Choisissez votre camp !
- Allez-vous supporter les petits libraires de quartier qui conseillent amoureusement le client sur les dernières perles qu’il est allé pêché ce matin-même dans sa réserve ?
- Allez-vous supporter le grand méchant Satan qui vend du livre numérique au giga-octet, vient d’Amérique, veut écraser la concurrence pour créer un oligopole des plus rémunérateurs ?
Et si l’on y ajoutait quelques questions, dans cette opposition ?
- Allez-vous vraiment passer à côté de la dimension complémentaire des deux « supports » ?
- Allez-vous donner leur chance à des œuvres qui ne sortiront jamais en papier ?
- Souhaitez-vous vous émanciper des lignes éditoriales traditionnelles ?
- Allez-vous attendre des années que les livres que vous voulez consommer en numérique arrivent sur les étals ?
- Voulez-vous redonner une place de choix au livre dans vos loisirs… surtout vous, au fond, qui avouez lire de moins en moins ?
Complémentarité, maître mot de la richesse culturelle.
Pourquoi opposer deux supports qui peuvent parfaitement se compléter ?
Bien sûr, l’e-book offre des avantages sur le livre papier et les revendeurs jouent sur cette corde sensible (n’allez pas chercher votre accordeur, c’est un Si Majeur).
C’est un piège dans lequel il ne faut pas poser le pied (au risque de l’entendre comme un bémol).
Certains avantages présentés sont certains et vendeurs : bibliothèque complète dans la poche, prise de note qui n’abîme pas votre beau livre, possibilité d’acheter n’importe où et n’importe quand, et cætera.
Mais, le numérique offre des avantages majeurs pourtant autres, notamment d’un point de vue culturel (et non plus pratique) et de diversité.
Oui, le numérique permet d’élargir l’offre.
Pensez à ces auteurs de niche qui ne seront jamais publiés. Pensez à ces dissidents qui y trouvent la liberté d’expression. Pensez à ces livres épuisés qui ne seront jamais ré-imprimés mais que le numérique permettra de dupliquer à l’infini et d’en assurer la survie. Pensez à ces auteurs reconnus qui publient d’ores et déjà, en numérique, les manuscrits que leur maison d’édition n’a pas trouvé bon de publier. Pensez à tout cela, pensez à la richesse inouïe que l’on peut potentiellement bâtir à partir d’un 1 et d’un 0.
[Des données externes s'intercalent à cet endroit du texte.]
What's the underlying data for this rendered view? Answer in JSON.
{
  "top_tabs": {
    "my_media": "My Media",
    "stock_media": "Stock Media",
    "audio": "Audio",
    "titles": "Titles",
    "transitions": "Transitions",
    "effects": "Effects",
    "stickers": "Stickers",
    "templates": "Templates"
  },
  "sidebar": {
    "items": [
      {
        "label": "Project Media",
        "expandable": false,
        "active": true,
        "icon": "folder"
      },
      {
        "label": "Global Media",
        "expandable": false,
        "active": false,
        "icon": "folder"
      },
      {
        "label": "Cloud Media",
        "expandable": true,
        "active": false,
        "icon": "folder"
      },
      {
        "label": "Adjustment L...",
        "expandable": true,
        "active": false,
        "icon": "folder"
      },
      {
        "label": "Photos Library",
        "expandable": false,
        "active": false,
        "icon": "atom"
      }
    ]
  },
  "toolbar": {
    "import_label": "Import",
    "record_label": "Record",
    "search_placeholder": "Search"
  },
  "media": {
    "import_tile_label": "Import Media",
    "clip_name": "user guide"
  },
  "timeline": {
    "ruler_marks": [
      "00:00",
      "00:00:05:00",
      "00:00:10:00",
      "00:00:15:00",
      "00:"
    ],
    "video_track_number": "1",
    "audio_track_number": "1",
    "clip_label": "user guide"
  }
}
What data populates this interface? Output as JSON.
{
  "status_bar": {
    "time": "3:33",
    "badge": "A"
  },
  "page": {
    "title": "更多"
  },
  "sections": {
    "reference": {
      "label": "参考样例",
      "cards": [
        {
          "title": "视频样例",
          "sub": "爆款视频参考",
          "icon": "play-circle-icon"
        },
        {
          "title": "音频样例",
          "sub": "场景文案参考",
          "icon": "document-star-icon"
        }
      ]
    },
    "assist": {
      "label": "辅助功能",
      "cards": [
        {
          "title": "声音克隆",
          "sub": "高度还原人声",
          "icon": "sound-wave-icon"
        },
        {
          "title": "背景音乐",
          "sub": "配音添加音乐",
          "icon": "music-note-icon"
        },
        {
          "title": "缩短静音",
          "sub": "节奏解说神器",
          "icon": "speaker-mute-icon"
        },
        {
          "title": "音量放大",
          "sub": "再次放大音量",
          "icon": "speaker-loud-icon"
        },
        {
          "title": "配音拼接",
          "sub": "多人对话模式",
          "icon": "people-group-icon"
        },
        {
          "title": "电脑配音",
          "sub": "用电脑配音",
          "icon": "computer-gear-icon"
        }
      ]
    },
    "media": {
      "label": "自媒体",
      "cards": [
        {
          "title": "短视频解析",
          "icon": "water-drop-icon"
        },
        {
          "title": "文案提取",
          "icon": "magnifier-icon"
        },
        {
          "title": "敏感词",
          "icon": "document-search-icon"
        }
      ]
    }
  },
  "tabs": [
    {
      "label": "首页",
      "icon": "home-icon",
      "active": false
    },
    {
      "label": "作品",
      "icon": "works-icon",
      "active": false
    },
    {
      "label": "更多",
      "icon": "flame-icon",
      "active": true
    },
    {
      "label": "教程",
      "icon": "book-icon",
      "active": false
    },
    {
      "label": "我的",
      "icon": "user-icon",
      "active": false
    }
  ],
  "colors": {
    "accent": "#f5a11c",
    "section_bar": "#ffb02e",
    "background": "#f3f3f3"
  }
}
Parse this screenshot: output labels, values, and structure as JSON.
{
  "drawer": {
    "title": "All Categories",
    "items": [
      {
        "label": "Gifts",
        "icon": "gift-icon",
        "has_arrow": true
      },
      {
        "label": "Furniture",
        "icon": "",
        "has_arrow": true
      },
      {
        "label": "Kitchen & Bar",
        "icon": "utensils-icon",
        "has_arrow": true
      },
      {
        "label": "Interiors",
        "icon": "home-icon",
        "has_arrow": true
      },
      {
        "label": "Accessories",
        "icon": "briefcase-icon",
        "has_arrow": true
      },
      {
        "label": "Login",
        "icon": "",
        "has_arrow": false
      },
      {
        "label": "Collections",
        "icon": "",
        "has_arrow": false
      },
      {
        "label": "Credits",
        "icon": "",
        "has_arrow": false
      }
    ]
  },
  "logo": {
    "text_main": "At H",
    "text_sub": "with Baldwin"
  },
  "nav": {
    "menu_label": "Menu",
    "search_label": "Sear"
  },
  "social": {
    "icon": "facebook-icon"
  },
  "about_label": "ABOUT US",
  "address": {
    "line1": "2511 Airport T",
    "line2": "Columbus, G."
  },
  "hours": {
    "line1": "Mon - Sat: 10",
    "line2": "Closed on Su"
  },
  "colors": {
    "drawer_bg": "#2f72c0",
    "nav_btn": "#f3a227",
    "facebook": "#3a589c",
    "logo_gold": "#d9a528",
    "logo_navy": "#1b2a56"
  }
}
Oui, le numérique permet au livre de regagner une place au premier rang de vos loisirs.
Plus besoin de penser à prendre son livre dans son sac. Plus besoin de faire son choix. Dans votre smartphone, des dizaines de livres, nouvelles ou guides. Votre smartphone si onéreux, vous ne l’oublierez pas.
Dans le métro, dans la voiture, dans l’avion, sur un banc dans la rue, au centre commercial, à l’hôtel, où vous voulez. Le livre numérique qui se trouve dans votre smartphone ou sur votre tablette est à disposition quasi-totale. Autrement dit, vous disposez du pouvoir de lire là où vous ne l’auriez pas envisagé auparavant. Pensez aux fois où vous vous êtes dit « mince, si j’avais su, j’aurais pris un livre… »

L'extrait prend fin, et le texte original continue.